Sara And Chuck (home) :: Rachel :: Parenthood ::
Wishlists :: Top Five :: Books :: Chuck's Fitness
About Us :: Chuck :: Sara :: Contact Us


September 01, 2005

Katrina

9/11 was a terrible event. It rocked our nation. The outpouring of support and the unification of our country was amazing.

What the hell happened to us?

How can FEMA think that by missing New Orleans by a few miles to the East that there still wouldn't be problems? There's a big ass lake to the north, and where the winds would have been off the ocean if Katrina had hit on one side, those same exact winds would be off of said big ass lake (tm) if it had hit on the east side.

Whether or not they had expected it, I'm amazed that someone didn't put it out there as a 'what if'. Seriously, someone put me on staff and I'll look at your scenarios and point out all the stupid obvious shit that you apparently continue to miss. I saw the picture, and the map and saw that it would be a problem, I also mentioned to a couple of people "Hey, the people down there don't bury their dead, they entomb (enterr?) them. That's going to be a problem." And it wasn't until day two of the 'crisis' that anyone mentioned that either. I also made a small comment to some friends over lunch Monday that most of the folk in New Orleans weren't in a situation where they could afford to get out of the city. A couple of others have mentioned that as well in their blogs or articles, and I'll link them later.

Heard on CNN

"You can hear behind me the helicopters coming in bringing high level officials..." how about the ones bringing in food and water, medical and rescue supplies, national guard and peace officials? Oh, yes, well, no one can answer that.
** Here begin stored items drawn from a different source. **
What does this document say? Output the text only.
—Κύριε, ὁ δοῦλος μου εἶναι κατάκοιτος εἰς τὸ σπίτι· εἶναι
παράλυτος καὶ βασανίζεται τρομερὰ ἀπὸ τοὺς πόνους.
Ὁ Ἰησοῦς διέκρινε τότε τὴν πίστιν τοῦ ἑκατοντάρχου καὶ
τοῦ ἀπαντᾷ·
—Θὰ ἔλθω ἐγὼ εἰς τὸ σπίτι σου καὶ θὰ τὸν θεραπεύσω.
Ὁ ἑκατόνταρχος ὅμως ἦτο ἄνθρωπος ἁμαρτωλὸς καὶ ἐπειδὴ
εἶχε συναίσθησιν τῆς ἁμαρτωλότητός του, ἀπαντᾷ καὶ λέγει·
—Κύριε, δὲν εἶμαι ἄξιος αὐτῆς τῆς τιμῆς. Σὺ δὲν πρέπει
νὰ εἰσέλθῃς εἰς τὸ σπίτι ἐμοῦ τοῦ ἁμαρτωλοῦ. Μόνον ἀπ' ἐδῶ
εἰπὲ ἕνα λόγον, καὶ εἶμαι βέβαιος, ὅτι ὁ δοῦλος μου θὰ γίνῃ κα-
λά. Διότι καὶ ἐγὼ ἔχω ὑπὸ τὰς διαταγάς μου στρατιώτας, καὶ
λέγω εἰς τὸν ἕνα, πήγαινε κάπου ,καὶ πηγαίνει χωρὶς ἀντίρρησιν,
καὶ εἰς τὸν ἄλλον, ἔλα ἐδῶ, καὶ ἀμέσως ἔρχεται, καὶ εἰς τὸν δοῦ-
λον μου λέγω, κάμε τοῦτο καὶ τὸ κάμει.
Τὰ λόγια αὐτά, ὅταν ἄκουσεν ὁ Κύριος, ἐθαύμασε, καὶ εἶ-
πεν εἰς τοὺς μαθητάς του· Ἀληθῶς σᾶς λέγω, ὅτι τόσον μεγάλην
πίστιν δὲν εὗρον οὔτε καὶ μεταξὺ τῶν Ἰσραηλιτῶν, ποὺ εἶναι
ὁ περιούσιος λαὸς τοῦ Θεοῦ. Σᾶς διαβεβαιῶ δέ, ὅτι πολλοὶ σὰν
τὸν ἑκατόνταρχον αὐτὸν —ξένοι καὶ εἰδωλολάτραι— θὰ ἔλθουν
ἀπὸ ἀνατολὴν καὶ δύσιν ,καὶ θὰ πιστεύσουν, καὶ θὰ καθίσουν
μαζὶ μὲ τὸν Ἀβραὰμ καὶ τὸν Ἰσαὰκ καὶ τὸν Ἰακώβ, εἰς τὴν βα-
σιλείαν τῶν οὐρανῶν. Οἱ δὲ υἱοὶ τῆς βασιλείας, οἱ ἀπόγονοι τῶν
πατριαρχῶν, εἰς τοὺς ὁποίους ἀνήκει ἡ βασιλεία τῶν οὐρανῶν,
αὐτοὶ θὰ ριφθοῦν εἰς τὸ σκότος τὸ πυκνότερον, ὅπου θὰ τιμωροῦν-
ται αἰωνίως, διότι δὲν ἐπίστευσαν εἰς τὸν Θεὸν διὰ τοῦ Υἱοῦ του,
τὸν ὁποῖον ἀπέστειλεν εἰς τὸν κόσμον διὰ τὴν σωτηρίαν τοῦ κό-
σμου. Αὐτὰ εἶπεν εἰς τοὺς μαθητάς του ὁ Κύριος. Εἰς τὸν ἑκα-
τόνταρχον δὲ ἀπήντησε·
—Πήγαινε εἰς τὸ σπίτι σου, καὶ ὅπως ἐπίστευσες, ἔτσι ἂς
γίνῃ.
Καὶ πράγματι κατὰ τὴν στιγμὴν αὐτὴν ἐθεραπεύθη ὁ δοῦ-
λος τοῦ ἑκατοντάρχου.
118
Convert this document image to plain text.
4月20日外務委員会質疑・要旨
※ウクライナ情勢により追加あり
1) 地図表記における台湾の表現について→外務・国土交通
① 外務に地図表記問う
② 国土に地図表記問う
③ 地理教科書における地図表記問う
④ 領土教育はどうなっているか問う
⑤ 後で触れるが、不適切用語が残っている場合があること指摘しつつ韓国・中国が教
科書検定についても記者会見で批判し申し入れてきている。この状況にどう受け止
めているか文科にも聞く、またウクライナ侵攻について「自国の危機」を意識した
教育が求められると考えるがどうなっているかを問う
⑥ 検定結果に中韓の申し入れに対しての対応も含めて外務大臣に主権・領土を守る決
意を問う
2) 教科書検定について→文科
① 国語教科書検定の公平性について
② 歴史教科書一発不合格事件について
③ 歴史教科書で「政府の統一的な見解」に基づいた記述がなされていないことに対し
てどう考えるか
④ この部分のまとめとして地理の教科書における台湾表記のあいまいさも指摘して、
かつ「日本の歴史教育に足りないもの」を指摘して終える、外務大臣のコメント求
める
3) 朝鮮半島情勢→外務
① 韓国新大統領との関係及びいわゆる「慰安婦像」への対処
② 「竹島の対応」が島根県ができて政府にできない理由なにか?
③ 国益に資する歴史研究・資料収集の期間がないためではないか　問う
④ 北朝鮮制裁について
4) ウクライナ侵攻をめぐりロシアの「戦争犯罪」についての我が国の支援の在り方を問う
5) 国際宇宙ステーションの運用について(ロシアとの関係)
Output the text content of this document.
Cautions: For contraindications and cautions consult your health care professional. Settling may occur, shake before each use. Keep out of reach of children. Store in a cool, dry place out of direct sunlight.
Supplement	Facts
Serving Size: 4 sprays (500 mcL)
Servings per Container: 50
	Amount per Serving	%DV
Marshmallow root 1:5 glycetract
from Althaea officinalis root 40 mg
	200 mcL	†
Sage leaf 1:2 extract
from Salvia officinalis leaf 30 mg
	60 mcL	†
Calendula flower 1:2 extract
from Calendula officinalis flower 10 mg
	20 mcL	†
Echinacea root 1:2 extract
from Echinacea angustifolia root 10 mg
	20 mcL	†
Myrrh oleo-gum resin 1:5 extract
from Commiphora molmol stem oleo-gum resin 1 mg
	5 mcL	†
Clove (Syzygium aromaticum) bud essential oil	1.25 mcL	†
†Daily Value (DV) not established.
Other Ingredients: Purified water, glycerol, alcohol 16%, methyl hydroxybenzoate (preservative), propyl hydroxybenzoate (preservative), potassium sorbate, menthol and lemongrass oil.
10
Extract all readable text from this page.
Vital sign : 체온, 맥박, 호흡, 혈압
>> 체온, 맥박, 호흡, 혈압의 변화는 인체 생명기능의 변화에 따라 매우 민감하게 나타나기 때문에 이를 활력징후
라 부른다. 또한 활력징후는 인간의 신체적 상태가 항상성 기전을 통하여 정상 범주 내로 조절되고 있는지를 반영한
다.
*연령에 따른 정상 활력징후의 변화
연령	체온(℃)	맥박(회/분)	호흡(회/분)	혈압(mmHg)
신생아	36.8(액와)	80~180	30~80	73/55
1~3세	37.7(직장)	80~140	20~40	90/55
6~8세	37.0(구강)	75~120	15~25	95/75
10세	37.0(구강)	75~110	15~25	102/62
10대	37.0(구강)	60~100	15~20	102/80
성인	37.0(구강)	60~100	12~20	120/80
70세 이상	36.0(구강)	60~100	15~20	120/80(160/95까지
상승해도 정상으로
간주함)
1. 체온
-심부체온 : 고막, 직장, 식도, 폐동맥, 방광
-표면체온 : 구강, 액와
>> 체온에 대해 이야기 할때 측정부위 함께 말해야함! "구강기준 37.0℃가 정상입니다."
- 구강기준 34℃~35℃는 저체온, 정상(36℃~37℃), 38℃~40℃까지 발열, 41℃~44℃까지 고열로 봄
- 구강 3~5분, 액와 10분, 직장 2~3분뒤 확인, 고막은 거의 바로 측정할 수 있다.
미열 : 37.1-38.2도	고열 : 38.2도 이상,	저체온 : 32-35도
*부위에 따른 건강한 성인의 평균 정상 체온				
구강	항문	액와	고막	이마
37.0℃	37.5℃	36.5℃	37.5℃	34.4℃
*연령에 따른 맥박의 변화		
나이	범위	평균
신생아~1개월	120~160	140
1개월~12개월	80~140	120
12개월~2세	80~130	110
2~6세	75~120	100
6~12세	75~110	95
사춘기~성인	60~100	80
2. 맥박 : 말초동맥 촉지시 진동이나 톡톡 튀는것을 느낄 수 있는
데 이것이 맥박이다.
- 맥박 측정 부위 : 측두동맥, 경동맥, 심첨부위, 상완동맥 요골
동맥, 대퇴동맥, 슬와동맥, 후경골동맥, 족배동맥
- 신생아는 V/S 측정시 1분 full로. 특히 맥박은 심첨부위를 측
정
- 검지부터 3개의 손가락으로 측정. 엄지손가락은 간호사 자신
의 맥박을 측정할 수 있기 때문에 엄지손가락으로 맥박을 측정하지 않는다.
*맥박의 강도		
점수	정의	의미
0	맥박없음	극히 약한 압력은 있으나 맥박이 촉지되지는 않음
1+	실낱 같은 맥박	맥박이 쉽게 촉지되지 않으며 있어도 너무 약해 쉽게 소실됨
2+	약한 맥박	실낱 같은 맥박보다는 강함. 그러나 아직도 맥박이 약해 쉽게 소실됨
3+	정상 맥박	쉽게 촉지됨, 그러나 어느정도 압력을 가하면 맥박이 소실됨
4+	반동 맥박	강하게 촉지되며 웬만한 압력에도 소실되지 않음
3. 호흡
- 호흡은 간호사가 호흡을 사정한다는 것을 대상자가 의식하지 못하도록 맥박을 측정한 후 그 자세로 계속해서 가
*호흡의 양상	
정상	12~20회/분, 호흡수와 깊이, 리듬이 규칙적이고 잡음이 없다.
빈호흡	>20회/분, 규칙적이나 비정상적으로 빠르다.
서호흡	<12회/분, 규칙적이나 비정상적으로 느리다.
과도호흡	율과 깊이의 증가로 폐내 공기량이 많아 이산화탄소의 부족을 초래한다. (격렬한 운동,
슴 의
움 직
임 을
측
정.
What do you mean you don't know where these supplies are? "It was a fast storm with very little warning..." Huh?!? People had a week to mobilize and get the hell out of dodge - the governor was making calls for people to plan on leaving as soon as it started crossing Florida. If people had that much time to leave, wasn't there that much time to put plans in place, mobilze the inactive guard units, withdraw them to a relatively safe place and begin moving stockpiles? The general in charge openly admitted that they had failed to plan for the worst case scenario. What?!? Um, shouldn't you be planning on the worst case and hoping for the best instead of planning for the best and hoping to avoid the worst? What kind of military training are we giving these guys nowadays. Here are some quotes I'd like to pass on to these guys:

  • "The best laid plans never survive the first encounter with the enemy, so plan for the worst."
  • "There is always one more thing to do, so start doing them early."

The director of FEMA said on TV last night that they had proposed this situation two years ago, practiced it last year and were putting it into action this year...well, if this is an example of a 'successful' disaster exercise, people, we're screwed. It really is a fend for yourself situation and there isn't any need for FEMA or any of the other organizations that are in place that are supposed to help. Damn it, their lack of preparation and execution is pitiful and it's depressing to think that this is the best that we can do. If your hope in the our country isn't let

Slate.com Jack Schaffer. Race and Class. We, the media are ignoring the fac thta alomst all of the vicitims in LA are Black and Poor. Amen My brother. Many didn't or COULDN'T follow the evac orders. Where do they go, how do they go? What

--What role do race and class play in the Gulf Crisis? caffertyfile@cnn.com--

The good news is that the Congress and Senate are coming off of their vacation early to deal with the issue. *Whew* I need to find the quotes of the speaker of the house, I didn't think I could agree with this guy, but I just might in this case. He said something to the effect that it doesn't really make much sense to rebuild the city.

My take: A city that is on average seven feet below sea level, cities that are constantly destroyed by Hurricanes, cities that are on major fault lines and that shake to the ground on any frequent basis...um, don't freaking build shit there anymore. There are plenty of places in the US still untouched by natural disaster that are safe and available. That might be a good idea for the relocation planning people. let's spend some cash on settling people there instead of putting them back in houses that are going to flood again in within the next decade (the storms ARE getting worse, you know) and do something useful.

Anyone know the middle east stations for the LA, AL or MP nationl guard? It would sure be nice if they were back home guarding the nation, eh? Especially now that we need some help and some of our locations need some guarding.

things that I need to follow up on:
- How are the Tsunami struck areas faring X months later?
- How long did it take for help to get to the people to the point that living conditions were somewhat back to normal?
- How much of the relief money that we sent was used directly, and what organizations were best suited to use that money?

We need to see the people in LA being treated with compassion and respect. Most of the people in the area that are 'in control' don't necessarily have all (any?) of the answers, but compassion and respect will definitely go a long way to maintaining the peace. Also, figuring out a way to effectively communicate what is known to a large group of refugees might help. Restablishing enough electricity to use the monitors in the super dome (inside and out) might be a good start. Too, leaflet drops with schedules, maps and information would be useful. It's not like a little more litter would be a big deal at this point.